The US sports betting boom will not be reserved solely for brick-and-mortar and online sportsbook operators. For example, states in which sports betting has received a green light are already seeing their coffers boosted via additional tax dollars.
That will only continue as additional states climb on board. While operators and tax offices will be the largest beneficiaries of wagers being placed in a legal fashion, there will also continue to be a significant trickle-down effect.
One need look no further than the sudden spike in gambling touts all over the internet and social media. Numerous outlets and publications have at least enhanced their coverage of sports from a betting perspective, while others are going all in and using it as a focal point.
It’s somewhat of a gold rush for those in the industry, as well as for those interested in joining in. The same holds true for the place where the majority of consumers head to catch live games and events: television.
While the death of traditional broadcast television has been trumpeted for some time, there’s one segment that continues to hold strong. That would be live sporting events, which continue to attract eyeballs to the screen.
On the streaming front, that also holds true. It should come as no surprise that many cord-cutting options tout the ability to view live sports as one of their key selling points.
Sports on the tube has been big business since the early days of TV, and it may get even bigger in the future. As a recent survey conducted by Prodege for Variety indicates, sports betting is poised to be a major driver of that.
Skin in the Game Makes Folks More Likely to Watch
The survey data was collected towards the end of May. Responses from over 500 people who identified as active or interested gamblers were included. A good portion of the respondents were in states in which sports betting is already legalized, while many live in states in which it’s just not an option as of yet.
The findings are nothing short of fascinating, and we would imagine many league executives and TV honchos are grinning ear-to-ear as a result.
Of the active bettors in states in which wagering is legal, 54 percent indicate they’re more inclined to watch a game when gambling is involved. For those who identify as interested in sports betting, 82 percent say they’ll watch a game when they have placed a bet on it.
The interest is further piqued among those who live in states in which sports betting is not yet legal. A whopping 88 percent of respondents in that category say they’ll be more eager to watch a game for which they have money involved.
While gambling dollars driving the consumption of live sports is not a new concept, the survey results help to further crystallize the potential reach and impact of legalized sports betting.
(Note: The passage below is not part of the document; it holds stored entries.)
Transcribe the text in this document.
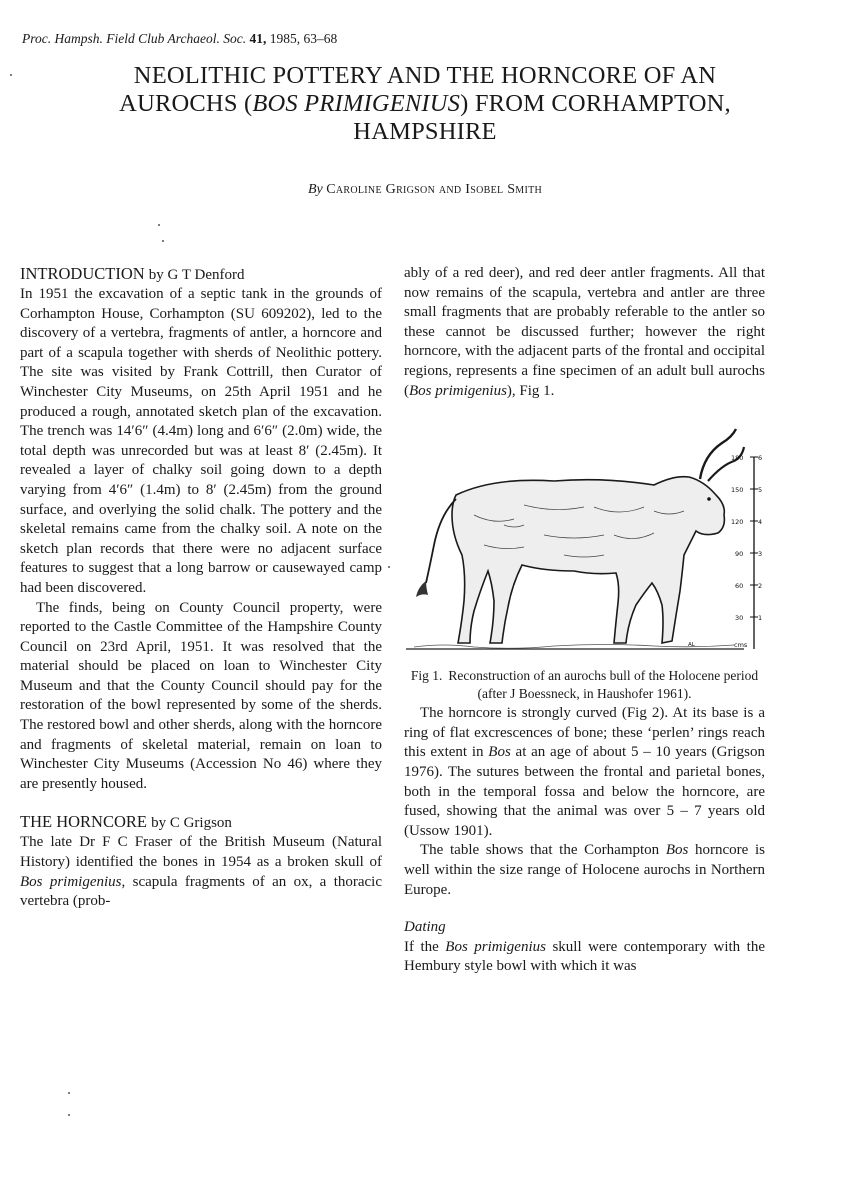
Proc. Hampsh. Field Club Archaeol. Soc. 41, 1985, 63–68
NEOLITHIC POTTERY AND THE HORNCORE OF AN
AUROCHS (BOS PRIMIGENIUS) FROM CORHAMPTON,
HAMPSHIRE
By Caroline Grigson and Isobel Smith
INTRODUCTION by G T Denford

In 1951 the excavation of a septic tank in the grounds of Corhampton House, Corhampton (SU 609202), led to the discovery of a vertebra, fragments of antler, a horncore and part of a scapula together with sherds of Neolithic pottery. The site was visited by Frank Cottrill, then Curator of Winchester City Museums, on 25th April 1951 and he produced a rough, annotated sketch plan of the excavation. The trench was 14′6″ (4.4m) long and 6′6″ (2.0m) wide, the total depth was unrecorded but was at least 8′ (2.45m). It revealed a layer of chalky soil going down to a depth varying from 4′6″ (1.4m) to 8′ (2.45m) from the ground surface, and overlying the solid chalk. The pottery and the skeletal remains came from the chalky soil. A note on the sketch plan records that there were no adjacent surface features to suggest that a long barrow or causewayed camp had been discovered.

The finds, being on County Council property, were reported to the Castle Committee of the Hampshire County Council on 23rd April, 1951. It was resolved that the material should be placed on loan to Winchester City Museum and that the County Council should pay for the restoration of the bowl represented by some of the sherds. The restored bowl and other sherds, along with the horncore and fragments of skeletal material, remain on loan to Winchester City Museums (Accession No 46) where they are presently housed.

THE HORNCORE by C Grigson

The late Dr F C Fraser of the British Museum (Natural History) identified the bones in 1954 as a broken skull of Bos primigenius, scapula fragments of an ox, a thoracic vertebra (prob-

ably of a red deer), and red deer antler fragments. All that now remains of the scapula, vertebra and antler are three small fragments that are probably referable to the antler so these cannot be discussed further; however the right horncore, with the adjacent parts of the frontal and occipital regions, represents a fine specimen of an adult bull aurochs (Bos primigenius), Fig 1.

180 6
150 5
120 4
90 3
60 2
30 1
cms
AL
Fig 1. Reconstruction of an aurochs bull of the Holocene period (after J Boessneck, in Haushofer 1961).

The horncore is strongly curved (Fig 2). At its base is a ring of flat excrescences of bone; these ‘perlen’ rings reach this extent in Bos at an age of about 5 – 10 years (Grigson 1976). The sutures between the frontal and parietal bones, both in the temporal fossa and below the horncore, are fused, showing that the animal was over 5 – 7 years old (Ussow 1901).

The table shows that the Corhampton Bos horncore is well within the size range of Holocene aurochs in Northern Europe.

Dating

If the Bos primigenius skull were contemporary with the Hembury style bowl with which it was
So Which Sports are Poised to Benefit the Most?
The survey tackled this question as well. Unsurprisingly, the NFL is at the top of the list. Here’s the key takeaway from this part of the survey, courtesy of Variety:
“The NFL, NBA, NCAA and MLB are the sports organizations best positioned to benefit from additional viewers resulting from gambling, with around 9 in 10 active or interested in gambling saying they’d be interested in betting on a football game, just over half saying basketball, and a little under half, baseball. The interest in gambling mirrors the overall popularity of these sports. Of note was that 1 in 5 said boxing was a sport they would be interested in having a flutter on, coming in ahead of soccer and golf.”
Naturally, the survey also found that interest would be highest in the biggest events on the sporting calendar, with the Super Bowl being the largest driver. Behind that are events such as the NBA Finals, the World Series, March Madness, and tournaments like the World Cup of soccer.
While 79 percent of respondents indicate that interest would be highest in championship events, 62 percent note that they will likely be even more interested in the teams they follow. Interestingly, 10 percent say that betting could inspire them to watch sports they don’t follow at all.
Sports Viewing Numbers are Already Massive
Here’s one of the more intriguing points to ponder after viewing the results of this survey: Since the viewing numbers for big events are already huge, how much further can they rise?
If we look back to the 2018 rankings of the top single telecasts of the year, courtesy of Nielsen, we find that the top four programs of the year were all NFL broadcasts. If we expand that out to the whole Top 10, five were NFL broadcasts, while another was the College Football championship game on ESPN.
That being the case, it should come as no surprise that major sports leagues are able to command a pretty penny for broadcast rights. For example, the NFL’s TV contracts are set through 2022, but there are already rumblings that a pretty big bidding war is set to break out.
If we add the various streaming and technology giants into the mix with the broadcast networks as expected, then all bets will be off in terms of what the final tally will be. In today’s fractured media landscape in which options rule the day, the NFL is still standing strong as one of the few appointment viewing options out there.
What This All Means for Bettors and Viewers
As opposed to being just a curiosity, interactive broadcasts could become more commonplace. Things like odds, totals, and point spreads may be featured more prominently on the games themselves. It wouldn’t be stunning to see the various broadcasters and leagues take a more proactive approach when it comes to gambling.
Sporting events will continue to attract large amounts of viewers, and that means that broadcast rights fees will grow even larger. Additional competition from streaming and tech companies will force all involved with providing programming to the masses to be at the top of their games.
The biggest beneficiaries of that will be the viewers and bettors. After all, there’s a big trickle-down effect in progress due to the legalization of sports betting.